Prof. YOO: No. You know, I'd be the first to admit, there was no statutes involving treatment of prisoners that was - exactly on point. So I believe this statute involved Medicaid and Medicare, in fact.
BRAND: Why would you pick this definition over any others?
Prof. YOO: Well, the problem is that one worries about picking something that's just purely subjective. And so one thing I think the Justice Department owed the people - the CIA, the people in the National Security Council and the White House were asking us these questions - was to try to be as clear as we could, to try to find a line.
BRAND: So you found this one from a Medicare and Medicaid statute?
Prof. YOO: Yeah, if you look at the memo in its entirety, it's not just that one definition. It fills it out. It provides examples of basically everything that the federal courts had found to be torture in other kinds of cases. And it provided, you know, lists, examples of things that the judges had found to be torture.

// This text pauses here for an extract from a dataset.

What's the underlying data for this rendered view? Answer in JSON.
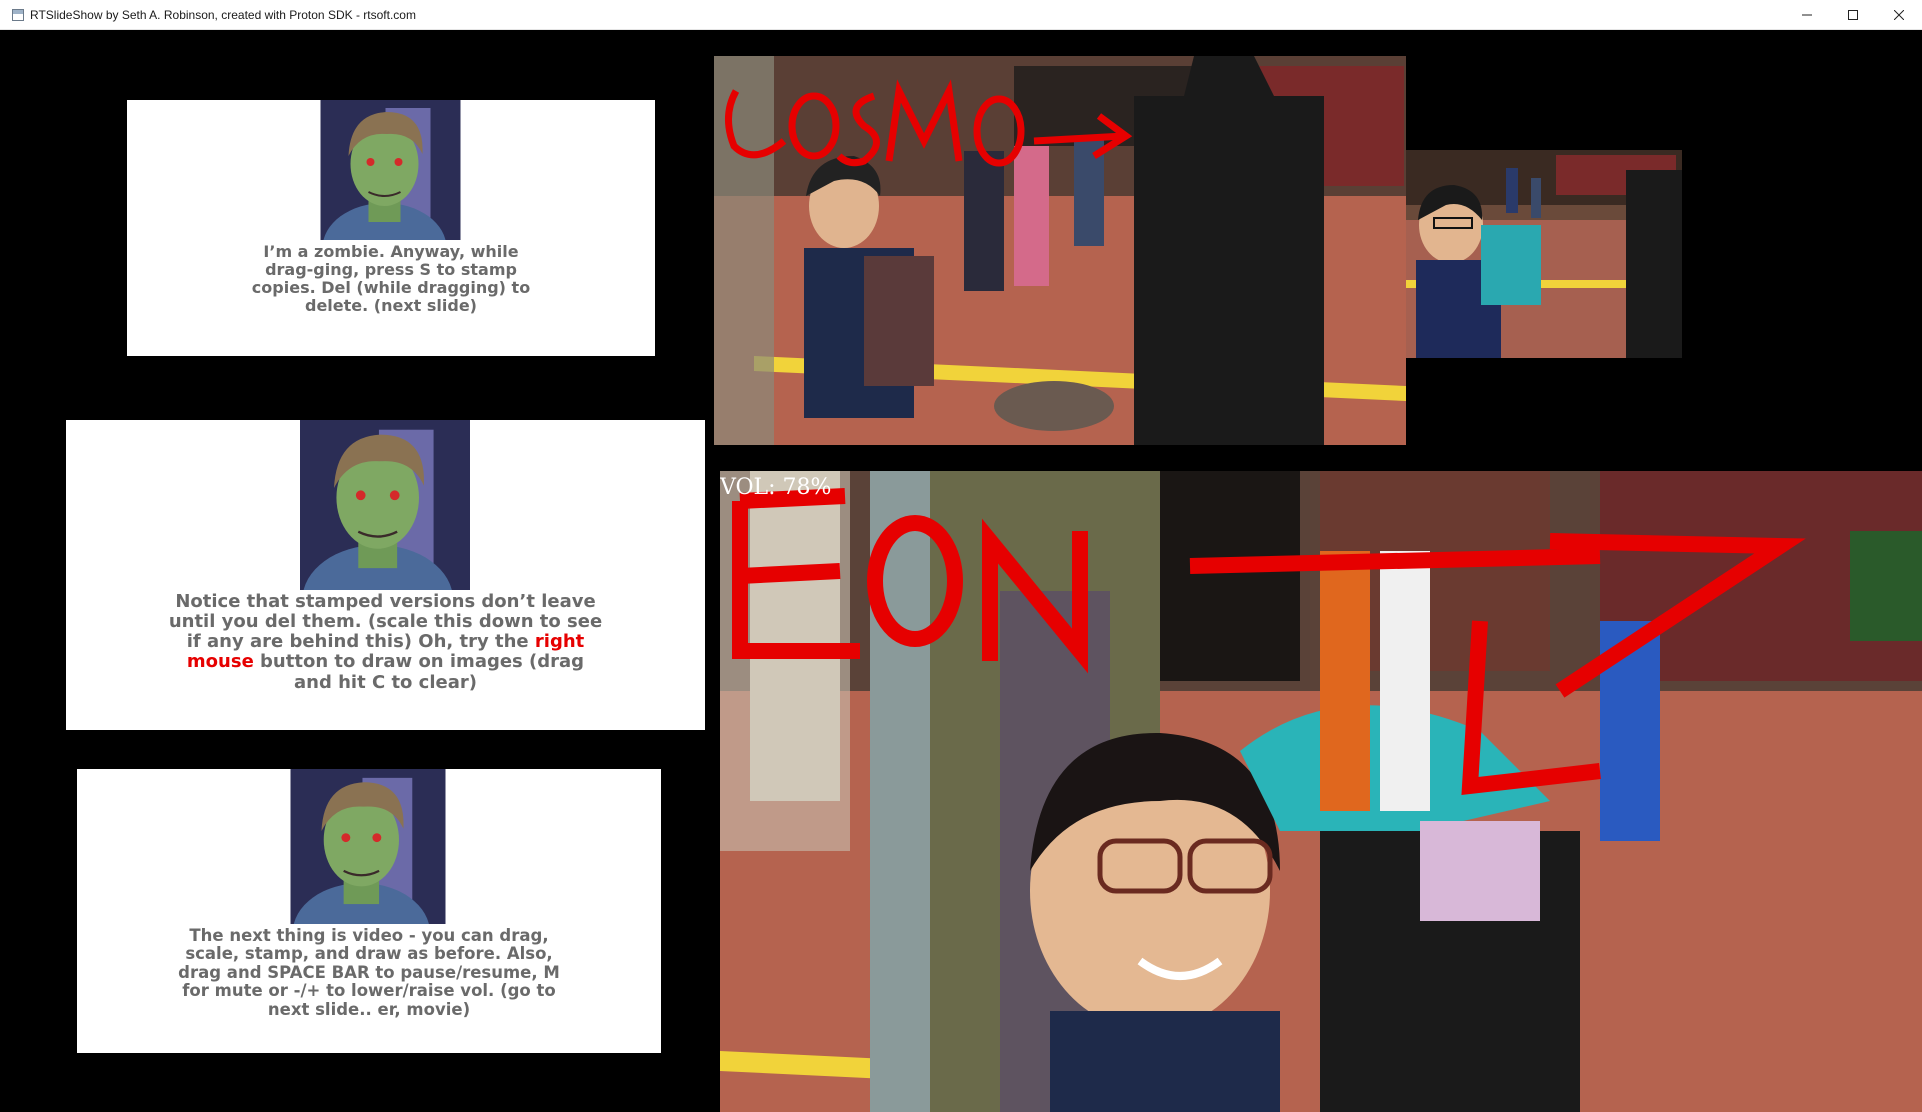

BRAND: Even though waterboarding had been described as torture for many, many years - had been used by Pol Pot.
Prof. YOO: Well, you know, one thing I would say is that when - I think waterboarding is, clearly, I think the hardest question. It was the interrogation method, I think if you look at these other memos that were done, came closest to the line. I'll just say this. I mean, I think it's a very difficult question and again, dire situations - it's not all the time and is not just for everybody. It's under these most, I think, emergency situations.
BRAND: As you were writing this book and researching examples of executive power and what's happened during times of crisis, how did you compare the president you worked for, President Bush, with these other presidents? Where would you put him?
Prof. YOO: As you know, in the book itself, I don't want to take a position on where Bush will eventually fall out on the rankings of presidents because it takes decades until we can really be sure. But I think the - what - I'm first to admit is that it really depends on whether what he did were appropriate to the circumstances.
BRAND: What do you think personally?
Prof. YOO: I think President Bush probably will be like a lot of our recent presidents, probably around the average. I think that's around where Bill Clinton and the first President Bush ended up.
BRAND: Where do you think he made a mistake?
Prof. YOO: I think certainly in the area of domestic policy. I think that there were problems and, you know, these are not the areas I really worked on, but I think these are areas where I think the Republicans and the president overspent. They expanded federal programs too far. The Iraq war, obviously, is always going to be question. I personally have never been certain - it was not my job at the time, obviously, but I was never certain whether the Iraq War made sense as a matter of strategy. And I think obviously, that could end up being a mistake. But it's still - we're still in the middle of it.
BRAND: John Yoo, thank you very much.
Prof. YOO: Thanks for having me on.
BRAND: John Yoo. His latest book is called "Crisis and Command." He now teaches law at UC Berkley.